My dad was a third child, of six. He was a butcher before he became a Methodist minister. He had his feet on the ground. So did my grandfather, a farmer. They knew how to deal with rubbish – and with death. They died before this city council even existed, let alone its rules. Of course, they had different opinions to me. A slightly different faith, but we connect.

I wonder what my grandchildren will think, when their mother tells them I burned up rubbish in my backyard. Will they be shocked that it was still legal? Horrified that I wasn’t “greener”? Will they wince and say “He lived in ignorant times”? I’d like to think that they’ll be keen on do-it-yourself. That they’ll connect with me. But maybe they’ll live in a concrete and glass box. And if they have a garden, pay someone else to trim their trees into pre-paid boxes, and not give it a second thought.

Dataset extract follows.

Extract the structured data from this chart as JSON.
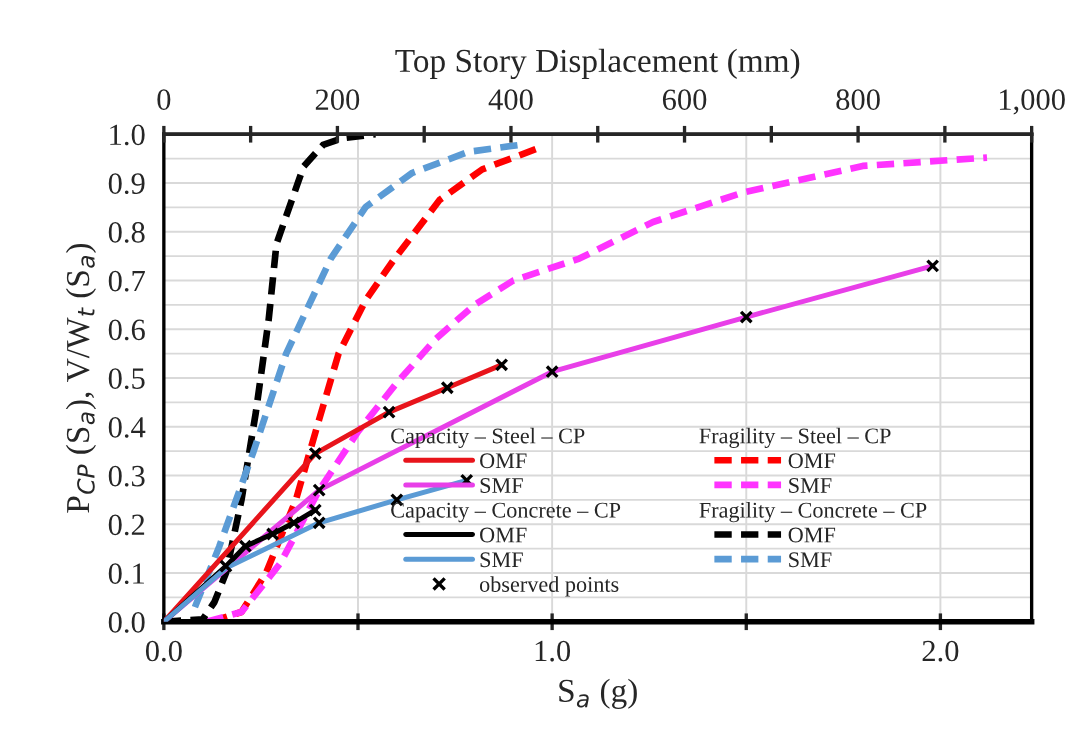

I stir the ashes. I think about the church. Some claim it will die out in this century. I don’t think so. I certainly hope for my children and grandchildren. But then, I’m a guy who burns up rubbish in his back yard, and thinks about the spiritual significance of fire. Maybe there’s not too many of us. Especially with the rush of life, convenience, TV. A whole virtual world to explore. And maybe society will make it harder for those who stubbornly stick to Christianity and believe it has some power with God. The church is becoming as popular as an old drum in an industrial wasteland.

I watch the flames in my drum. I think about the Presbyterian motto Nec Tamen Consumbatur ("Nevertheless" Moses’ burning bush "was not consumed"). It's a powerful image. A flame that lights and transforms, from solid to spirit, and yet by a miracle the living tree is not destroyed. I try to pray, but just being there seems to outword words.

Monday morning. I'm making breakfast. My youngest child comes in and chirps excitedly. "Daddy, your fireplace. It’s still there. Your fire is still there. Your fire is still there." Just so.